Pence hit a two-run blast in the seventh, measured at about 449 feet deep into the Mariners bullpen in left-center. Gallo followed with his 14th homer, an opposite-field shot that just cleared the wall into that bullpen and made it 10-2.

Minor had a career-high 13 strikeouts at Seattle in a 15-1 win on April 27, which started the current stretch of 16 losses in 21 games for the Mariners.

“You could tell some of those guys were almost looking for the changeup at times, and the fastball was beating them,” Woodward said. “So what he had done to them in the past, the last game, had something to do with what they were looking for this game.”

Ryon Healy’s sacrifice fly plated the first Seattle run and Beckham had a two-out RBI single before Minor struck out the last batter he faced.

Leake allowed seven runs and 11 hits over five innings. Texas tagged him for nine runs and 10 hits in five innings last month, when he was also matched against Minor.

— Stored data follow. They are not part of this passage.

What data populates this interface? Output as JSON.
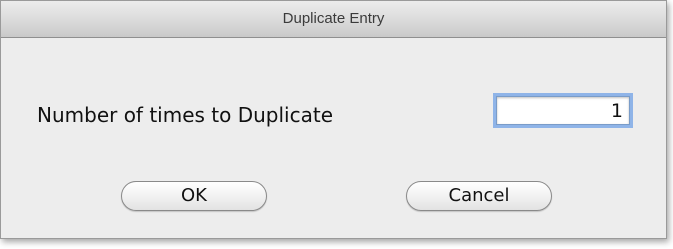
{
  "window": {
    "title": "Duplicate Entry"
  },
  "form": {
    "label": "Number of times to Duplicate",
    "value": "1"
  },
  "buttons": {
    "ok_label": "OK",
    "cancel_label": "Cancel"
  },
  "colors": {
    "focus_ring": "#8fb4e8",
    "window_bg": "#ececec"
  }
}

“That’s just who they are,” Seattle manager Scott Servais said. “The Rangers swing the bat.”

THE STREAK

Minor allowed six runs in 4 2/3 innings in the season opener for the Rangers, but didn’t allow a run over 24 innings in his next three home starts. He surpassed C.J. Wilson’s record of 25 2/3 consecutive scoreless innings (2009-10) at the Texas home ballpark with his first two innings against Seattle.

TRAINER’S ROOM

Mariners: Vogelbach came in the game for Healy, who left the game because of a low back strain.

UP NEXT

Mariners: Veteran lefty Tommy Milone is set to make his first start of the season for Seattle. After seven seasons with five teams, he signed a minor league deal with the Mariners in December and went 4-2 with a 3.83 ERA in nine games (eight starts) at Triple-A Tacoma.

Rangers: RHP Lance Lynn (5-3, 4.94) makes his 10th start of the season. He is 2-0 with a 2.08 ERA in two career starts against the Mariners, including April 28 when he allowed one run and five hits over seven innings at Seattle.